Yes - this is the primary use case for the feature. Any merchant whose customers choose a delivery date at checkout (via a date-picker app or a custom property) can build a daily production report grouped by product. Setup is a single custom column.

What if my checkout uses a different property name than "Delivery Date"?

Replace the string in the formula with whatever your storefront actually writes. Common names: Delivery Date, Send Date, Ship Date, Gift Date, delivery_date. The case in the property name matters - it must match exactly.

What date formats does date_value support?

date_value auto-detects common formats (ISO 2026-06-15, US 06/15/2026, written June 15, 2026, and similar). For non-standard layouts, pass an explicit format string as the second argument: date_value(text, "DD/MM/YYYY").

Does this work with date-picker apps like Zapiet, Bukket, Order Delivery Date, BSS Date Picker?

Yes. Any app that writes its data into a line-item property is compatible. The four named above all use this mechanism. If you are unsure how your app stores the date, open any order with a delivery date set and look at the line-item properties shown under the product.

Can I do the same for delivery slots or other property types?

Yes. Properties extract as text by default. For dates, use date_value. For numbers, wrap with int or float. For lists, use json_array_elements. Combine multiple property extractions on the same report - typical use is one column for the date plus one column for the time slot, then group by both.

How is this different from Shopify metafields?

Metafields are stored per-order (or per-product, per-customer) - one value per parent entity. Line-item properties are stored per line item, which is what you want when the date is specific to the item being shipped, not the order as a whole.

Can I combine this with multi-store reporting?

Yes. Multi-store aggregation happens at the data layer, so a delivery-date report built on order items works across linked stores automatically. Useful when you run separate Shopify stores per region but produce from one kitchen.

Can the daily production list be emailed automatically?
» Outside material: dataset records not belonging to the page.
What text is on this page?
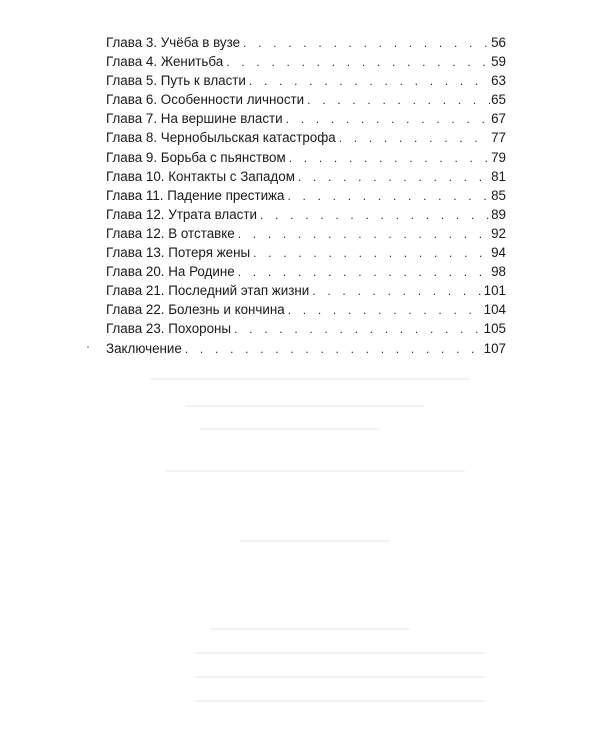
Глава 3. Учёба в вузе . . .	56
Глава 4. Женитьба . . .	59
Глава 5. Путь к власти . . .	63
Глава 6. Особенности личности . . .	65
Глава 7. На вершине власти . . .	67
Глава 8. Чернобыльская катастрофа . . .	77
Глава 9. Борьба с пьянством . . .	79
Глава 10. Контакты с Западом . . .	81
Глава 11. Падение престижа . . .	85
Глава 12. Утрата власти . . .	89
Глава 12. В отставке . . .	92
Глава 13. Потеря жены . . .	94
Глава 20. На Родине . . .	98
Глава 21. Последний этап жизни . . .	101
Глава 22. Болезнь и кончина . . .	104
Глава 23. Похороны . . .	105
Заключение . . .	107
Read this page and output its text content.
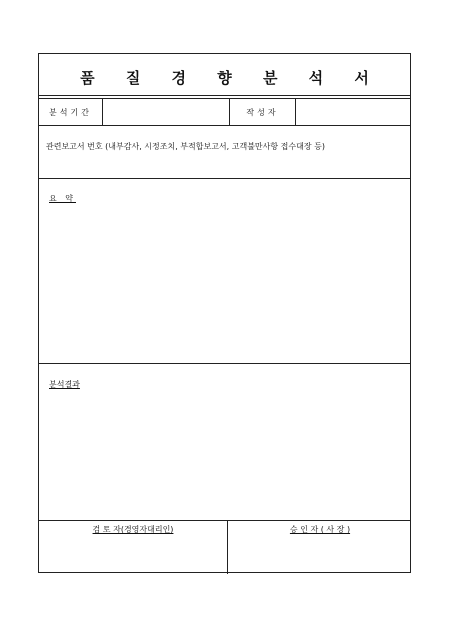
품 질 경 향 분 석 서
분석기간	작성자
관련보고서 번호 (내부감사, 시정조치, 부적합보고서, 고객불만사항 접수대장 등)
요 약
분석결과
검 토 자(경영자대리인)	승 인 자 ( 사 장 )
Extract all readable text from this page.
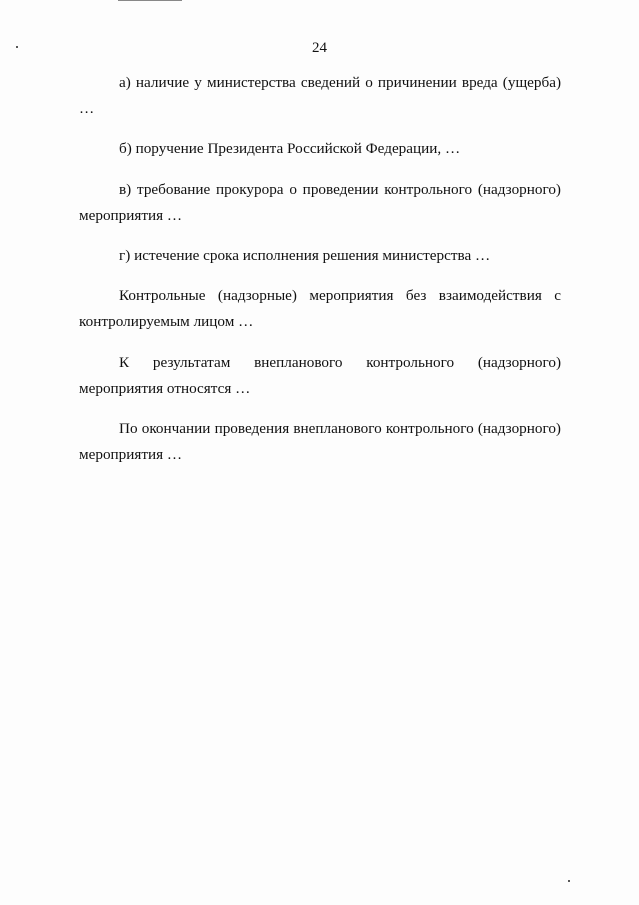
24

а) наличие у министерства сведений о причинении вреда (ущерба) …

б) поручение Президента Российской Федерации, …

в) требование прокурора о проведении контрольного (надзорного) мероприятия …

г) истечение срока исполнения решения министерства …

Контрольные (надзорные) мероприятия без взаимодействия с контролируемым лицом …

К результатам внепланового контрольного (надзорного) мероприятия относятся …

По окончании проведения внепланового контрольного (надзорного) мероприятия …
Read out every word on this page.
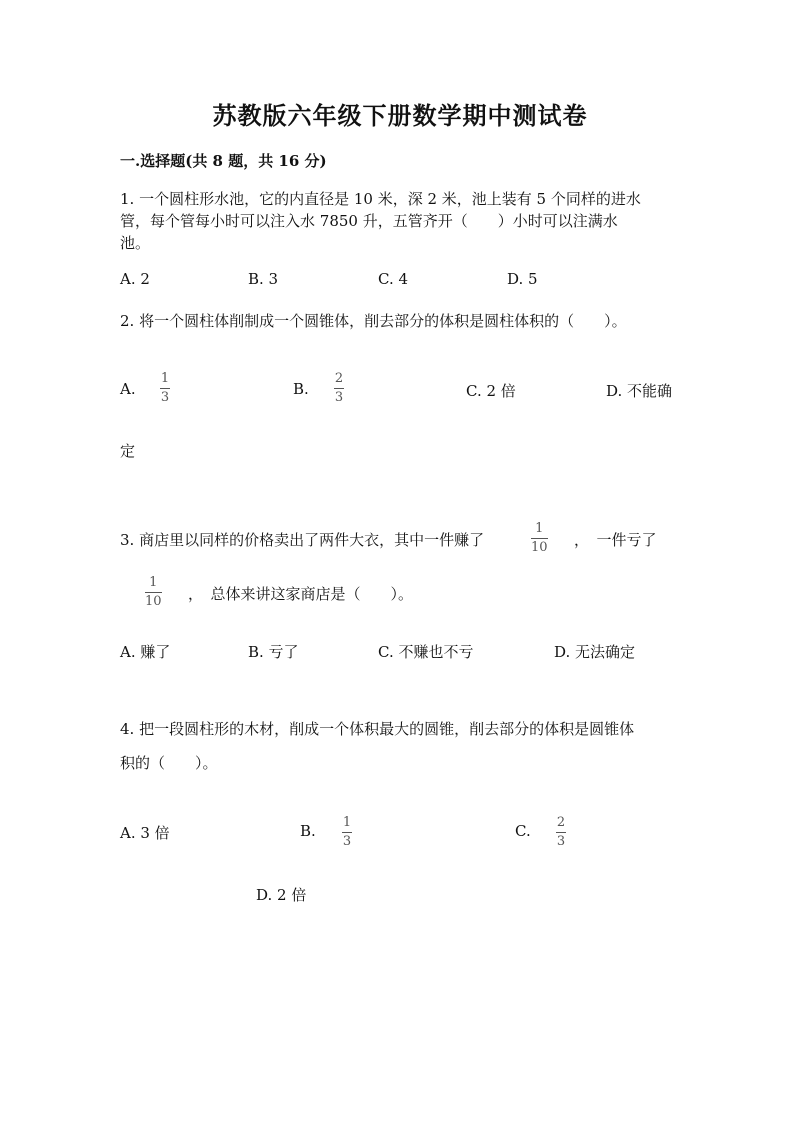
苏教版六年级下册数学期中测试卷
一.选择题(共 8 题，共 16 分)
1. 一个圆柱形水池，它的内直径是 10 米，深 2 米，池上装有 5 个同样的进水
管，每个管每小时可以注入水 7850 升，五管齐开（　　）小时可以注满水
池。
A. 2	B. 3	C. 4	D. 5
2. 将一个圆柱体削制成一个圆锥体，削去部分的体积是圆柱体积的（　　）。
A.
1
3	B.
2
3	C. 2 倍	D. 不能确
定
3. 商店里以同样的价格卖出了两件大衣，其中一件赚了
1
10 ，　一件亏了
1
10 ，　总体来讲这家商店是（　　）。
A. 赚了	B. 亏了	C. 不赚也不亏	D. 无法确定
4. 把一段圆柱形的木材，削成一个体积最大的圆锥，削去部分的体积是圆锥体
积的（　　）。
A. 3 倍	B. 1
3
C. 2
3
D. 2 倍
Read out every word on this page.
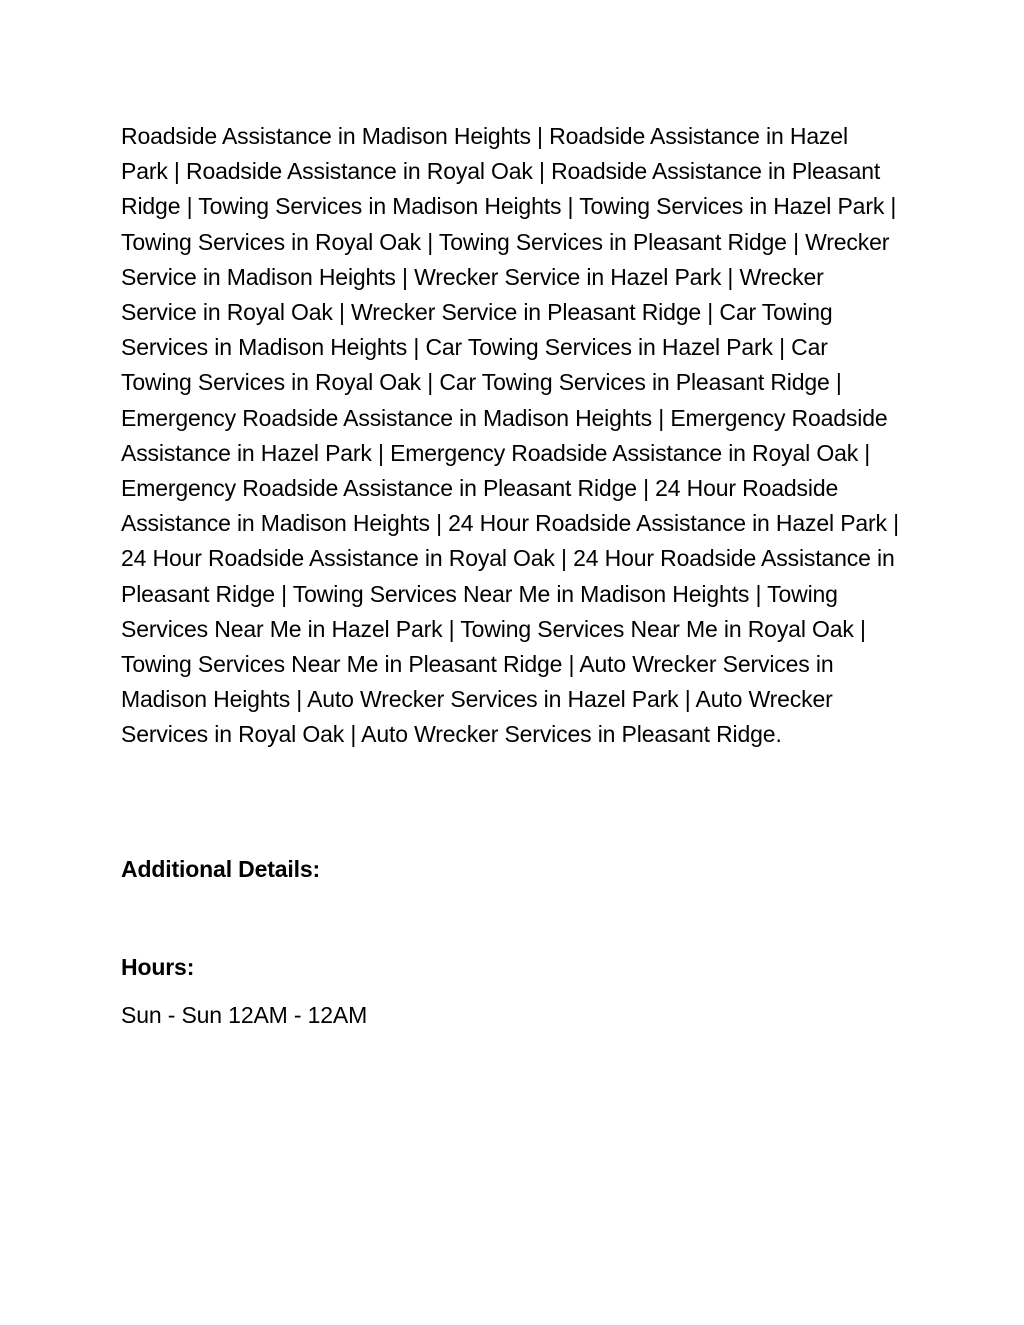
Roadside Assistance in Madison Heights | Roadside Assistance in Hazel Park | Roadside Assistance in Royal Oak | Roadside Assistance in Pleasant Ridge | Towing Services in Madison Heights | Towing Services in Hazel Park | Towing Services in Royal Oak | Towing Services in Pleasant Ridge | Wrecker Service in Madison Heights | Wrecker Service in Hazel Park | Wrecker Service in Royal Oak | Wrecker Service in Pleasant Ridge | Car Towing Services in Madison Heights | Car Towing Services in Hazel Park | Car Towing Services in Royal Oak | Car Towing Services in Pleasant Ridge | Emergency Roadside Assistance in Madison Heights | Emergency Roadside Assistance in Hazel Park | Emergency Roadside Assistance in Royal Oak | Emergency Roadside Assistance in Pleasant Ridge | 24 Hour Roadside Assistance in Madison Heights | 24 Hour Roadside Assistance in Hazel Park | 24 Hour Roadside Assistance in Royal Oak | 24 Hour Roadside Assistance in Pleasant Ridge | Towing Services Near Me in Madison Heights | Towing Services Near Me in Hazel Park | Towing Services Near Me in Royal Oak | Towing Services Near Me in Pleasant Ridge | Auto Wrecker Services in Madison Heights | Auto Wrecker Services in Hazel Park | Auto Wrecker Services in Royal Oak | Auto Wrecker Services in Pleasant Ridge.

Additional Details:
Hours:

Sun - Sun 12AM - 12AM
Yes. Use scheduled reports to email the report at any cadence (daily, weekly, custom cron). Choose a format - PDF for printing, XLSX for spreadsheet edits, CSV for import into a kitchen-display system.

Why this matters

For a bakery, a catering service, or a florist, the delivery date drives the entire daily operation. Native Shopify cannot surface it. The standard workaround is exporting CSV and parsing in Excel - fine on day one and a tax on every following day. date_value over json_path turns the property into a first-class column. Twenty seconds of formula buys you a permanent dashboard and a daily production list that emails itself.